Although I scoured every antique store in mid-coast Maine for a flax break, I had no luck in finding one. So, George has kindly offered to make one for this year, while we continue to look. The break smashes the stems, separating the spinnable fibers from the rest.
A small bit of flax that I processed is hanging from the distaff.
As our vegetables and flax grew, so did our flowers.
It was a wonderful year for bees and butterflies.
We had lots of monarchs this year AND lots of these milkweed tussock moths, which turned some of the milkweeds into skeletons.
Berries are thick, bringing berry-eating birds, including our waxwing babies.
Wild cherries over the bee hive.
Unfortunately, our cursed bluebird continues to hang around and he may be training up his progeny to be just as nasty as he is. After months of enduring his assaults on our house and car windows, we hoped that he might calm down once his babies fledged.
I grudgingly admit that he was a good provider and was surprised to see, when I pulled up the photos, that the female had a damaged claw–it was always bent under.
Was his aggression protective of her injury? Or did he cause it? I have no clue, but he was one incredibly aggressive bird. The two of them raised three chicks and they went off in the world.
We didn’t see anything of them for several weeks. The past few days, however, the whole crew is back and a male with a short tail is attacking house and car windows again. I fear he is the next generation.

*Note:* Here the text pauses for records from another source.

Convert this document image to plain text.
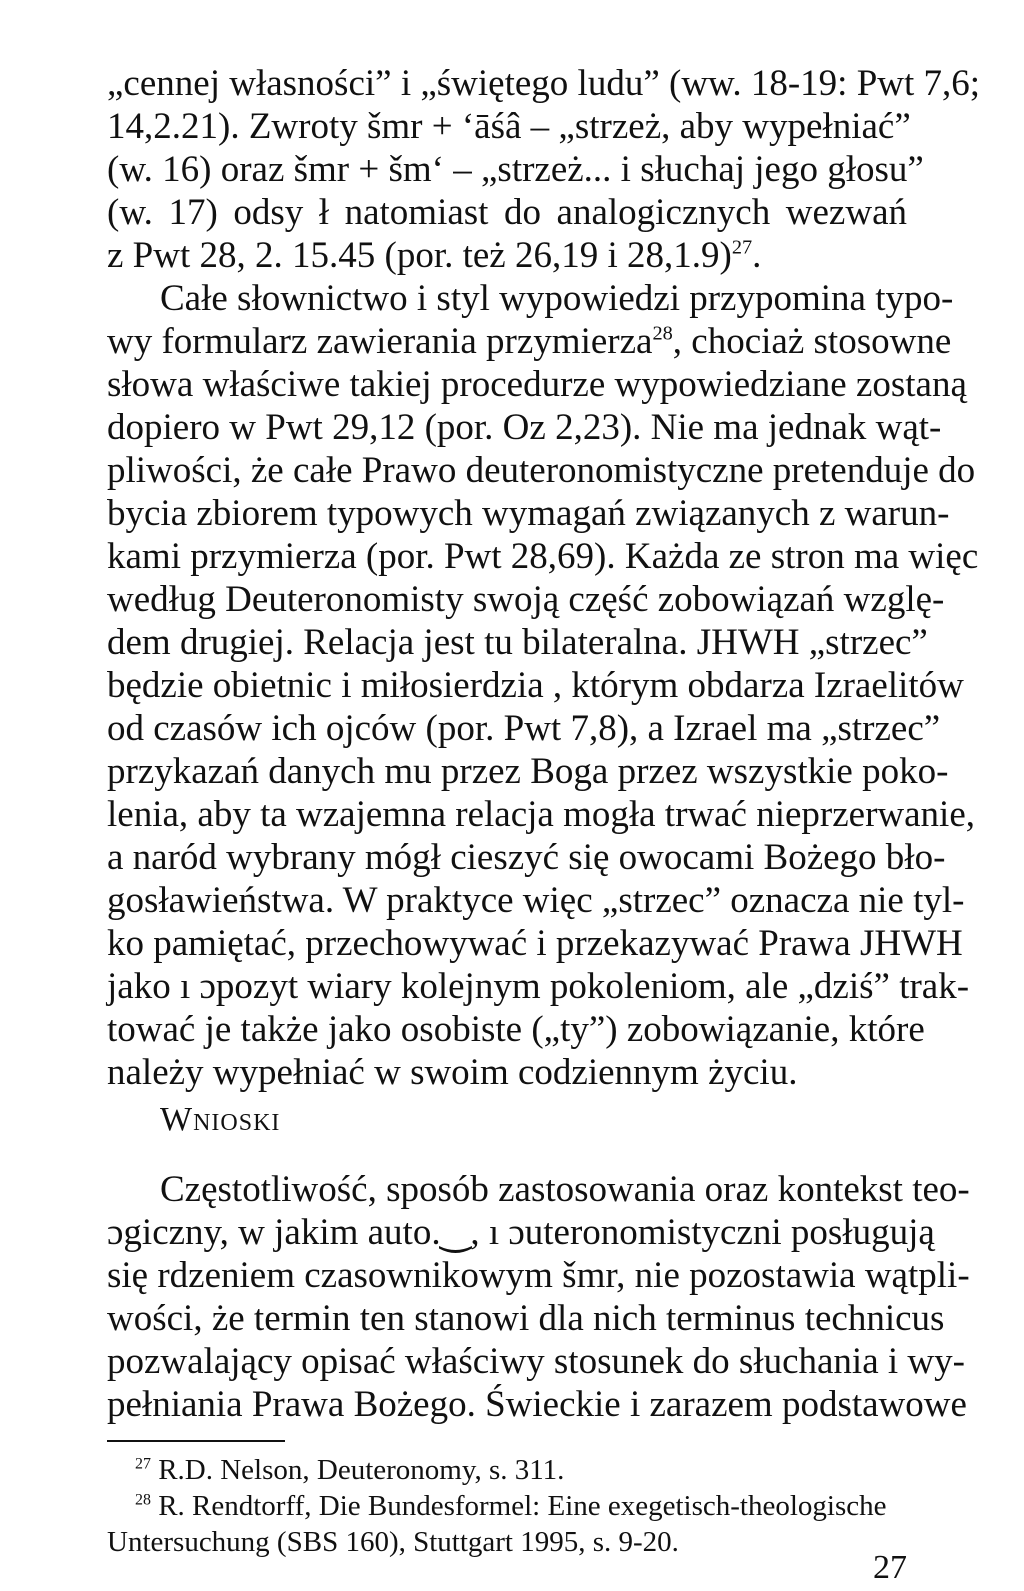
„cennej własności” i „świętego ludu” (ww. 18-19: Pwt 7,6;
14,2.21). Zwroty šmr + ‘āśâ – „strzeż, aby wypełniać”
(w. 16) oraz šmr + šm‘ – „strzeż... i słuchaj jego głosu”
(w. 17) odsy ł natomiast do analogicznych wezwań
z Pwt 28, 2. 15.45 (por. też 26,19 i 28,1.9)$^{27}$.
Całe słownictwo i styl wypowiedzi przypomina typo-
wy formularz zawierania przymierza$^{28}$, chociaż stosowne
słowa właściwe takiej procedurze wypowiedziane zostaną
dopiero w Pwt 29,12 (por. Oz 2,23). Nie ma jednak wąt-
pliwości, że całe Prawo deuteronomistyczne pretenduje do
bycia zbiorem typowych wymagań związanych z warun-
kami przymierza (por. Pwt 28,69). Każda ze stron ma więc
według Deuteronomisty swoją część zobowiązań wzglę-
dem drugiej. Relacja jest tu bilateralna. JHWH „strzec”
będzie obietnic i miłosierdzia , którym obdarza Izraelitów
od czasów ich ojców (por. Pwt 7,8), a Izrael ma „strzec”
przykazań danych mu przez Boga przez wszystkie poko-
lenia, aby ta wzajemna relacja mogła trwać nieprzerwanie,
a naród wybrany mógł cieszyć się owocami Bożego bło-
gosławieństwa. W praktyce więc „strzec” oznacza nie tyl-
ko pamiętać, przechowywać i przekazywać Prawa JHWH
jako ı ɔpozyt wiary kolejnym pokoleniom, ale „dziś” trak-
tować je także jako osobiste („ty”) zobowiązanie, które
należy wypełniać w swoim codziennym życiu.
Wnioski
Częstotliwość, sposób zastosowania oraz kontekst teo-
ɔgiczny, w jakim auto.‿, ı ɔuteronomistyczni posługują
się rdzeniem czasownikowym šmr, nie pozostawia wątpli-
wości, że termin ten stanowi dla nich terminus technicus
pozwalający opisać właściwy stosunek do słuchania i wy-
pełniania Prawa Bożego. Świeckie i zarazem podstawowe
$^{27}$ R.D. Nelson, Deuteronomy, s. 311.
$^{28}$ R. Rendtorff, Die Bundesformel: Eine exegetisch-theologische
Untersuchung (SBS 160), Stuttgart 1995, s. 9-20.
27
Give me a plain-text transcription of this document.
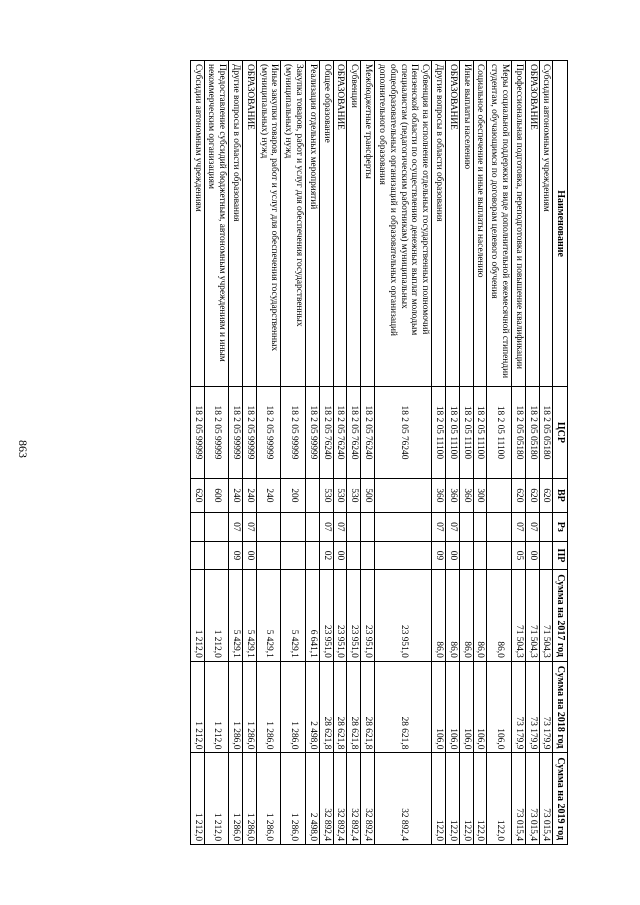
863
Наименование	ЦСР	ВР	Рз	ПР	Сумма на 2017 год	Сумма на 2018 год	Сумма на 2019 год
Субсидии автономным учреждениям	18 2 05 05180	620			71 504,3	73 179,9	73 015,4
ОБРАЗОВАНИЕ	18 2 05 05180	620	07	00	71 504,3	73 179,9	73 015,4
Профессиональная подготовка, переподготовка и повышение квалификации	18 2 05 05180	620	07	05	71 504,3	73 179,9	73 015,4
Меры социальной поддержки в виде дополнительной ежемесячной стипендии студентам, обучающимся по договорам целевого обучения	18 2 05 11100				86,0	106,0	122,0
Социальное обеспечение и иные выплаты населению	18 2 05 11100	300			86,0	106,0	122,0
Иные выплаты населению	18 2 05 11100	360			86,0	106,0	122,0
ОБРАЗОВАНИЕ	18 2 05 11100	360	07	00	86,0	106,0	122,0
Другие вопросы в области образования	18 2 05 11100	360	07	09	86,0	106,0	122,0
Субвенция на исполнение отдельных государственных полномочий Пензенской области по осуществлению денежных выплат молодым специалистам (педагогическим работникам) муниципальных общеобразовательных организаций и образовательных организаций дополнительного образования	18 2 05 76240				23 951,0	28 621,8	32 892,4
Межбюджетные трансферты	18 2 05 76240	500			23 951,0	28 621,8	32 892,4
Субвенции	18 2 05 76240	530			23 951,0	28 621,8	32 892,4
ОБРАЗОВАНИЕ	18 2 05 76240	530	07	00	23 951,0	28 621,8	32 892,4
Общее образование	18 2 05 76240	530	07	02	23 951,0	28 621,8	32 892,4
Реализация отдельных мероприятий	18 2 05 99999				6 641,1	2 498,0	2 498,0
Закупка товаров, работ и услуг для обеспечения государственных (муниципальных) нужд	18 2 05 99999	200			5 429,1	1 286,0	1 286,0
Иные закупки товаров, работ и услуг для обеспечения государственных (муниципальных) нужд	18 2 05 99999	240			5 429,1	1 286,0	1 286,0
ОБРАЗОВАНИЕ	18 2 05 99999	240	07	00	5 429,1	1 286,0	1 286,0
Другие вопросы в области образования	18 2 05 99999	240	07	09	5 429,1	1 286,0	1 286,0
Предоставление субсидий бюджетным, автономным учреждениям и иным некоммерческим организациям	18 2 05 99999	600			1 212,0	1 212,0	1 212,0
Субсидии автономным учреждениям	18 2 05 99999	620			1 212,0	1 212,0	1 212,0
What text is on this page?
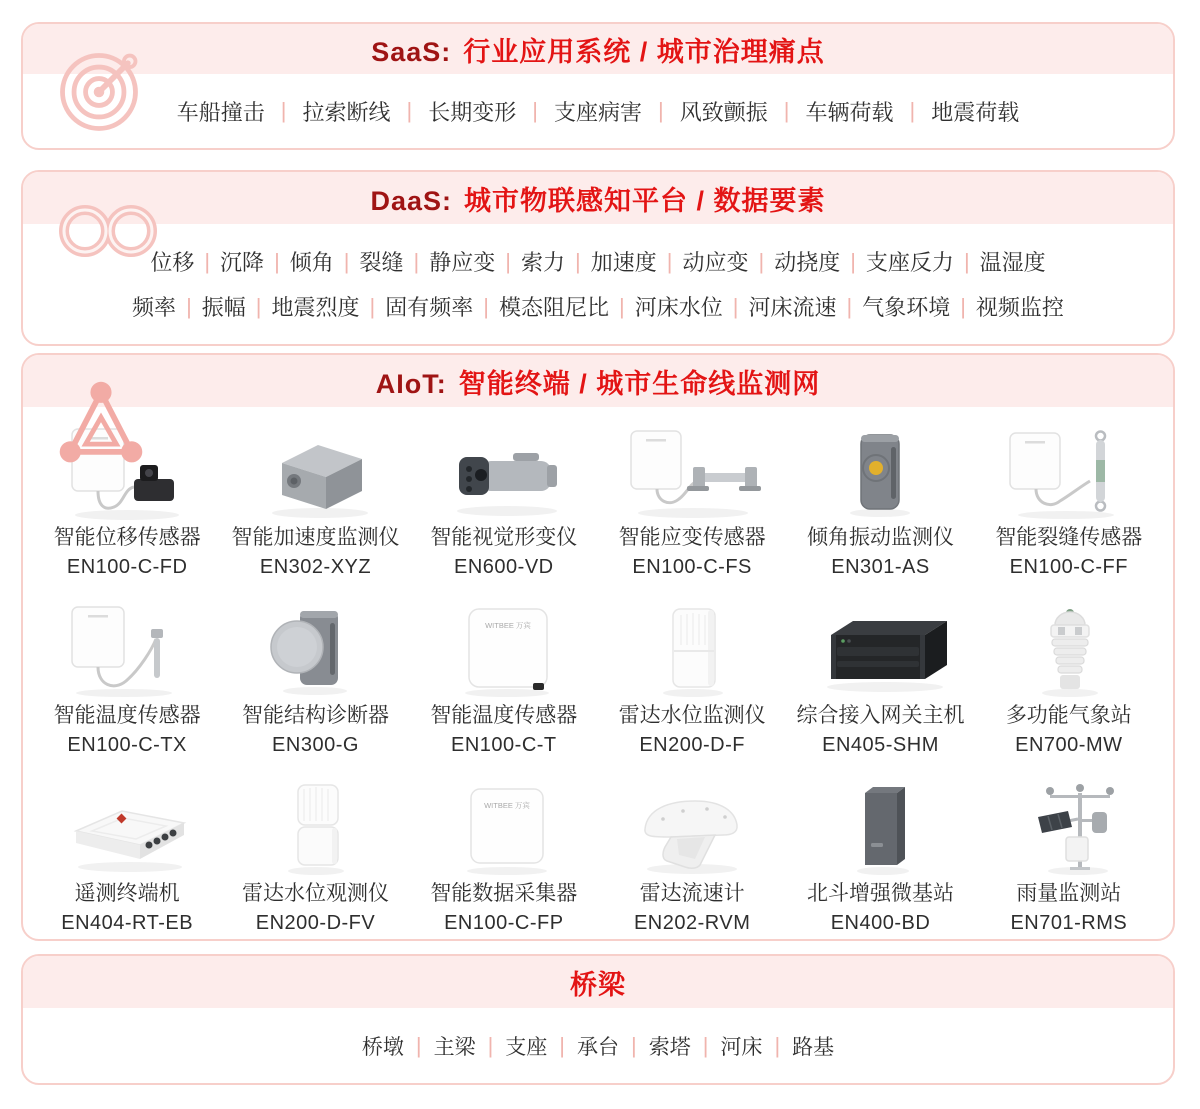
SaaS: 行业应用系统 / 城市治理痛点
车船撞击 | 拉索断线 | 长期变形 | 支座病害 | 风致颤振 | 车辆荷载 | 地震荷载
DaaS: 城市物联感知平台 / 数据要素
位移 | 沉降 | 倾角 | 裂缝 | 静应变 | 索力 | 加速度 | 动应变 | 动挠度 | 支座反力 | 温湿度
频率 | 振幅 | 地震烈度 | 固有频率 | 模态阻尼比 | 河床水位 | 河床流速 | 气象环境 | 视频监控
AIoT: 智能终端 / 城市生命线监测网
智能位移传感器
EN100-C-FD
智能加速度监测仪
EN302-XYZ
智能视觉形变仪
EN600-VD
智能应变传感器
EN100-C-FS
倾角振动监测仪
EN301-AS
智能裂缝传感器
EN100-C-FF
智能温度传感器
EN100-C-TX
智能结构诊断器
EN300-G
WITBEE 万宾
智能温度传感器
EN100-C-T
雷达水位监测仪
EN200-D-F
综合接入网关主机
EN405-SHM
多功能气象站
EN700-MW
遥测终端机
EN404-RT-EB
雷达水位观测仪
EN200-D-FV
WITBEE 万宾
智能数据采集器
EN100-C-FP
雷达流速计
EN202-RVM
北斗增强微基站
EN400-BD
雨量监测站
EN701-RMS
桥梁
桥墩 | 主梁 | 支座 | 承台 | 索塔 | 河床 | 路基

We haven’t been entirely immune from weather woes. My mother’s water-front Florida house was slated for demolition by Hurricane Irma at one point. We spent some helpless, nail-biting hours wondering if the house and its contents would be swept away, while our weather continued sunny and glorious.
But, Irma danced a bit eastward and the house was spared. Fortunately, my mother wasn’t there and–due to her dementia–didn’t know that her home was imperiled. A small benefit of extreme age, I guess.
Clouds crimped like fleece.
Crimpy fleece like clouds.
Our weather was like summer today, with an overlay of fall smells and colors. I love fall and look forward to slowing down after a hectic summer. I am already planning inside activities–spinning, weaving, and sewing. I processed all the fleece that I bought this summer, using George’s loam separator to pick the vegetable matter, crud, and poop from the fleeces.
CVM fleece (California Variegated Mutant–awful name, lovely wool).
Actually, with one exception, the fleeces were extremely clean and washed up beautifully.
The wood is in. Bring on fall and winter.